Dimanche soir, le 64e Festival du film de Cannes sera terminé. Selon les observateurs, il restera comme un grand cru, l’un des meilleurs qualitativement parlant depuis bien des années. Avec un tel degré de satisfaction, les attentes seront énormes concernant la Palme d’Or, chacun ayant un favori. En attendant la cérémonie de clôture, voici les dernières infos de ces derniers jours sur la Croisette.
Les premiers prix ont été décernés : Dans les compétitions en marge du Festival de Cannes, plusieurs prix ont déjà été décernés. Take Shelter de Jeff Nichols a remporté le grand prix de la Semaine de la Critique, Les Géants de Bouli Lanners s’est adjugé le premier prix de la Qunzaine des Réalisateurs et Breathing de Karl Marcovics celui du Label Cinemas Europa. Dans la sélection Un Certain Regard, jugé cette année par Emir Kusturica, ce sont deux films qui ont été récompensés, Arirang de Kim Ki-Duk et Stopped on Track d’Andreas Dresen. Elena d’Andrey Zvyagintsev a remporté le prix spécial du jury et Mohammad Rasoulof a été célébré comme le meilleur réalisateur pour Au Revoir. Skoonheid de Oliver Hermanus a glané la Palme Queer. Enfin, le Prix œcuménique a été décerné à This Must be the Place, le premier film en langue anglaise de Paolo Sorrentino avec Sean Penn.
Sean Penn fait de la peine : S’il fait de la peine, ce n’est pas parce que les deux films, The Tree of Life et This Must be the Place, dans lesquels il est engagé et qui sont en compétition pour la Palme d’Or sont parmi les plus diversement accueillis, mais à cause de son maquillage très Cure dans le film de Sorrentino. Il y interprète un rocker de 50 ans en pleine déprime qui part aux Etats-Unis accomplir les dernières volontés de son père. Avec son look pré-gothique, perruque noire et maquillage outrancier, Sean Penn a donné le cafard à plus d’un festivalier.

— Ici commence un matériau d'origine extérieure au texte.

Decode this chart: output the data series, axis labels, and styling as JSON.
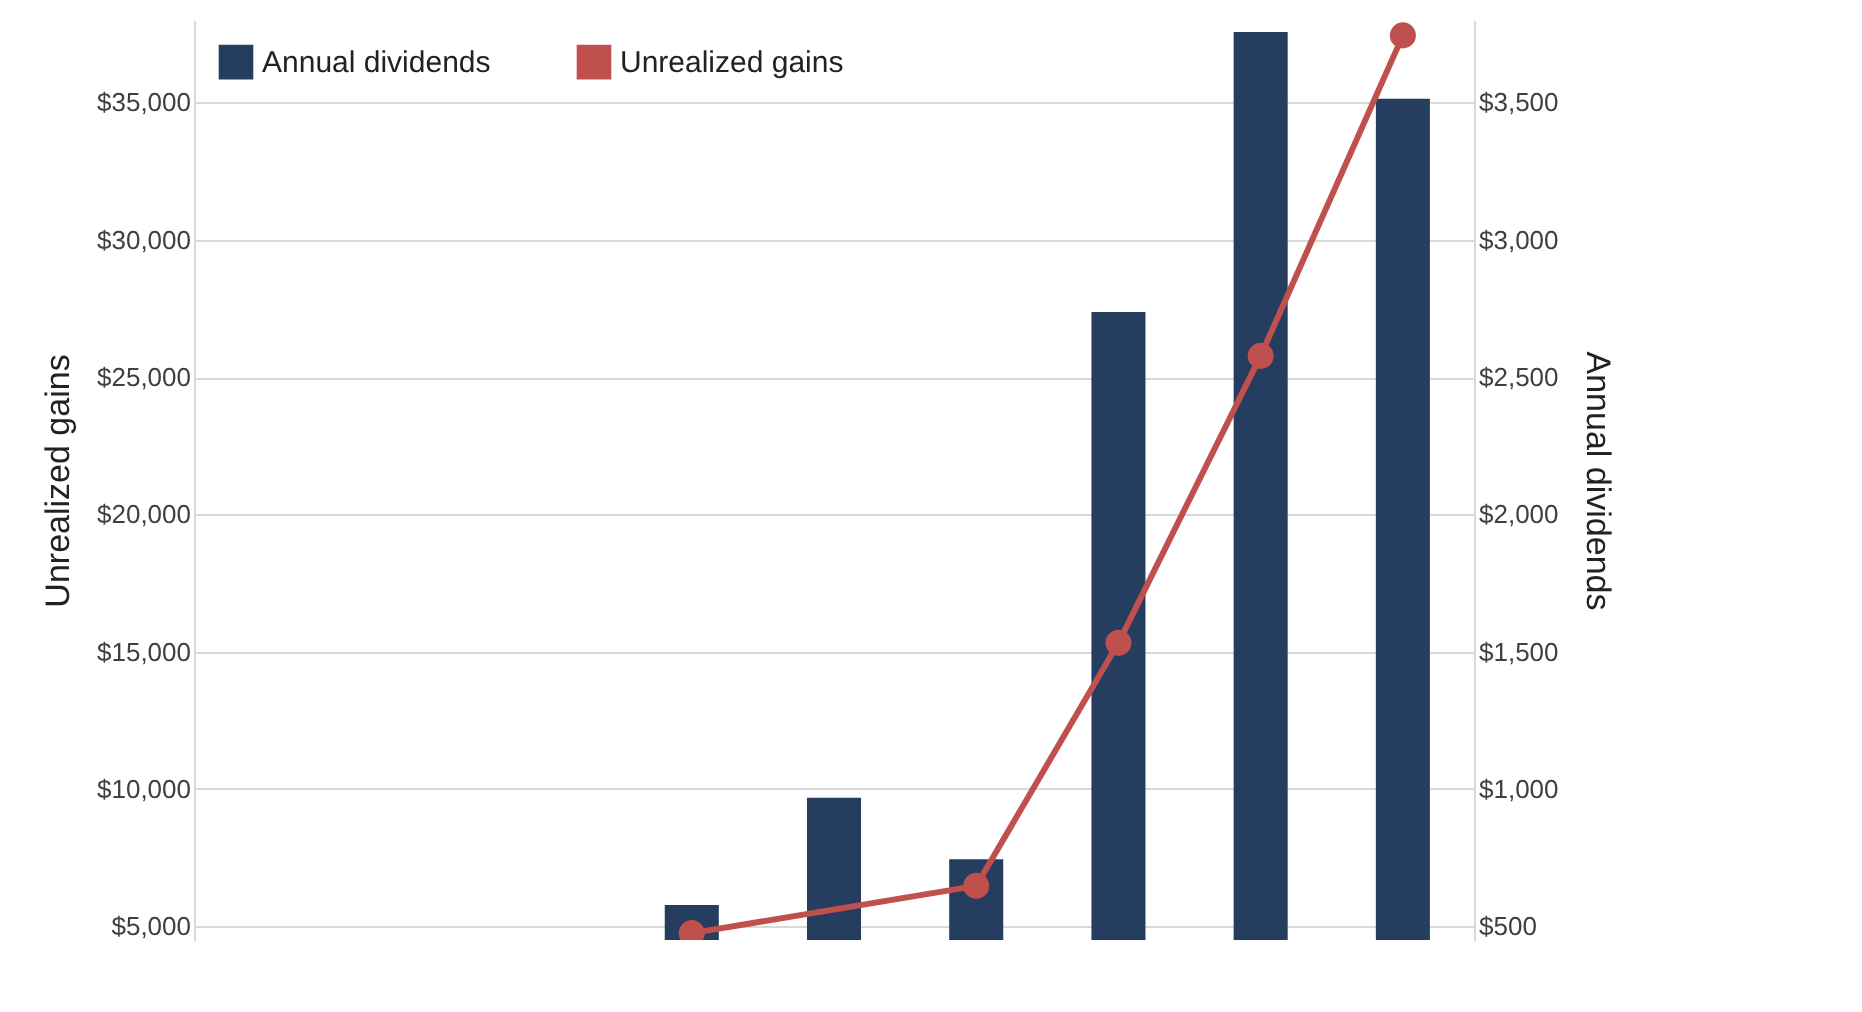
{
  "chart_data": {
    "type": "bar",
    "categories": [
      null,
      null,
      null,
      null,
      null,
      null,
      null,
      null,
      null
    ],
    "series": [
      {
        "name": "Annual dividends",
        "axis": "y2",
        "color": "#253d5e",
        "values": [
          null,
          null,
          null,
          577,
          968,
          744,
          2737,
          3756,
          3513
        ]
      },
      {
        "name": "Unrealized gains",
        "type": "line",
        "color": "#c0504d",
        "marker": "circle",
        "values": [
          null,
          null,
          null,
          4750,
          null,
          6470,
          15320,
          25770,
          37440
        ]
      }
    ],
    "ylabel": "Unrealized gains",
    "y2label": "Annual dividends",
    "ylim": [
      4500,
      38000
    ],
    "yticks": [
      {
        "value": 5000,
        "label": "$5,000"
      },
      {
        "value": 10000,
        "label": "$10,000"
      },
      {
        "value": 15000,
        "label": "$15,000"
      },
      {
        "value": 20000,
        "label": "$20,000"
      },
      {
        "value": 25000,
        "label": "$25,000"
      },
      {
        "value": 30000,
        "label": "$30,000"
      },
      {
        "value": 35000,
        "label": "$35,000"
      }
    ],
    "y2lim": [
      450,
      3800
    ],
    "y2ticks": [
      {
        "value": 500,
        "label": "$500"
      },
      {
        "value": 1000,
        "label": "$1,000"
      },
      {
        "value": 1500,
        "label": "$1,500"
      },
      {
        "value": 2000,
        "label": "$2,000"
      },
      {
        "value": 2500,
        "label": "$2,500"
      },
      {
        "value": 3000,
        "label": "$3,000"
      },
      {
        "value": 3500,
        "label": "$3,500"
      }
    ],
    "grid": "y",
    "legend": "top left"
  }
}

Lars von Trier, rebelle maladroit : La polémique du festival est née des réflexions en conférence de presse du réalisateur le plus polémique, Lars Von Trier. Banni du Palais des festivals suite à ses propos limites, affirmant qu’il sympathisait avec Hitler et se qualifiant lui-même de nazi, le réalisateur de Melancholia, toujours en compétition, mais évidemment sans grand espoir, a donné ses sentiments à The Hollywood Reporter. S’il commence par s’excuser pour ses propos, affirmant qu’il n’est pas Mel Gibson, et expliquant qu’il s’est retrouvé lui-même embarrassé par ses propres mots, il poursuit en disant que ce bannissement de Cannes pourrait être une bonne chose pour lui qui "aime les obstacles". "Si Hitler faisait un grand film, Cannes devrait le sélectionner" dit-il également. Voilà qui n’éteindra pas la polémique.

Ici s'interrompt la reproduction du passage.